Now, grab the coefficients for the model:

In [None]:
# coefs
coefficients = pd.DataFrame({"Coef": pipe.named_steps['logreg'].coef_[0], # grab array of coefficients
                            "Name": predictors})
intercept = pd.DataFrame({"Coef": pipe.named_steps['logreg'].intercept_[0], # grab intercept
                                   "Name": "intercept"},
                                   index = [coefficients.shape[0]]) # since this is only 1 row, assign row a row index

coefficents_all = pd.concat([coefficients,intercept])
coefficents_all

## The Problem with Logistic Regression Coefficients
When you're presenting your Logistic Regression Models to non-data people, you might want to be able to tell them which variables have the biggest impact on the predicted value. Typically, we might use coefficients for this because they give us a single number that summarizes the relationship between our *predictors* and our *predicted value*.

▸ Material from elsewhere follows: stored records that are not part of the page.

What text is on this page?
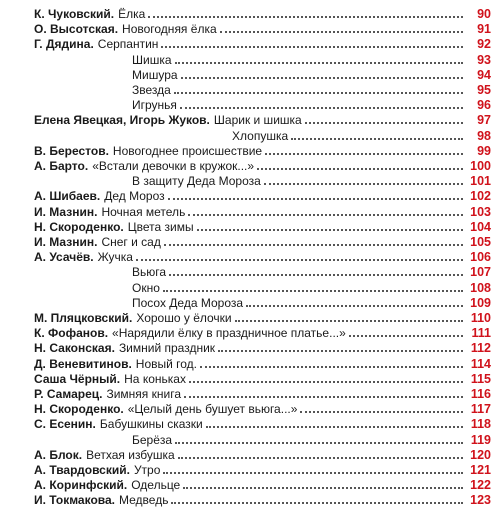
К. Чуковский. Ёлка	90
О. Высотская. Новогодняя ёлка	91
Г. Дядина. Серпантин	92
Шишка	93
Мишура	94
Звезда	95
Игрунья	96
Елена Явецкая, Игорь Жуков. Шарик и шишка	97
Хлопушка	98
В. Берестов. Новогоднее происшествие	99
А. Барто. «Встали девочки в кружок...»	100
В защиту Деда Мороза	101
А. Шибаев. Дед Мороз	102
И. Мазнин. Ночная метель	103
Н. Скороденко. Цвета зимы	104
И. Мазнин. Снег и сад	105
А. Усачёв. Жучка	106
Вьюга	107
Окно	108
Посох Деда Мороза	109
М. Пляцковский. Хорошо у ёлочки	110
К. Фофанов. «Нарядили ёлку в праздничное платье...»	111
Н. Саконская. Зимний праздник	112
Д. Веневитинов. Новый год.	114
Саша Чёрный. На коньках	115
Р. Самарец. Зимняя книга	116
Н. Скороденко. «Целый день бушует вьюга...»	117
С. Есенин. Бабушкины сказки	118
Берёза	119
А. Блок. Ветхая избушка	120
А. Твардовский. Утро	121
А. Коринфский. Одельце	122
И. Токмакова. Медведь	123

However, log odds are difficult to understand intuitively, especially if you're not a data person. Thus, we might want a different way to present our results. Luckily, if we *exponentiate* our **log odds** coefficients, we get **odds** coefficients. These are easier to understand, as most people understand intuitively what **odds** are.

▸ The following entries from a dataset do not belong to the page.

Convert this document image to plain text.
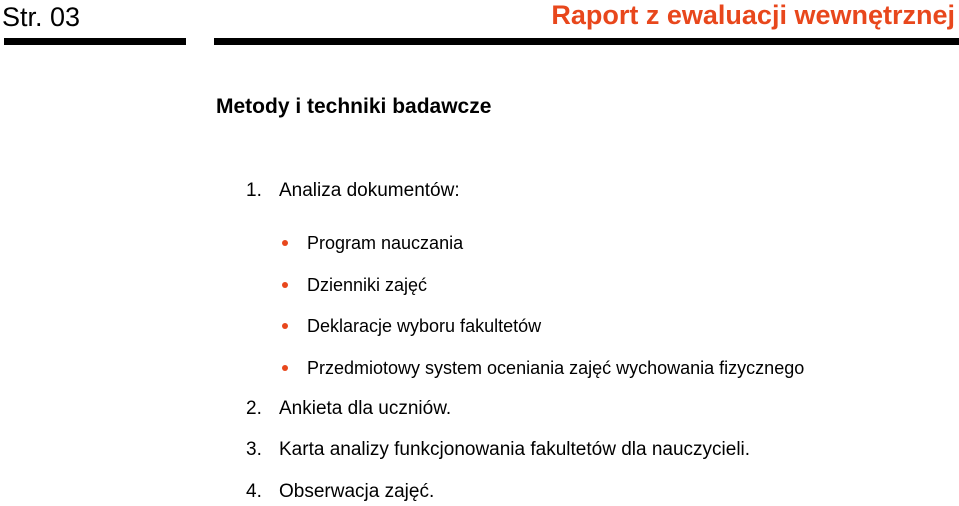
Str. 03	Raport z ewaluacji wewnętrznej
Metody i techniki badawcze
1. Analiza dokumentów:
Program nauczania
Dzienniki zajęć
Deklaracje wyboru fakultetów
Przedmiotowy system oceniania zajęć wychowania fizycznego
2. Ankieta dla uczniów.
3. Karta analizy funkcjonowania fakultetów dla nauczycieli.
4. Obserwacja zajęć.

Remember, for **odds** the important threshold value is $1$. So any **odds** coefficient $>1$ has a direct/positive relationship with the outcome and anything with an **odds** coefficient $< 1$ has an inverse/negative relationship with the outcome.

You can also use the **odds** coefs to give people an intuitive understanding of the relationship. If the odds coef is $2$ then increasing the predictor by 1-unit causes your predicted odds to *double*. Similarly, if the odds coef is $0.5$ then increasing the predictor by 1-unit causes your predicted odds to *halve*. If the odds coef is $1.25$ then increasing the predictor by 1-unit causes your predicted odds to increase by $25\%$.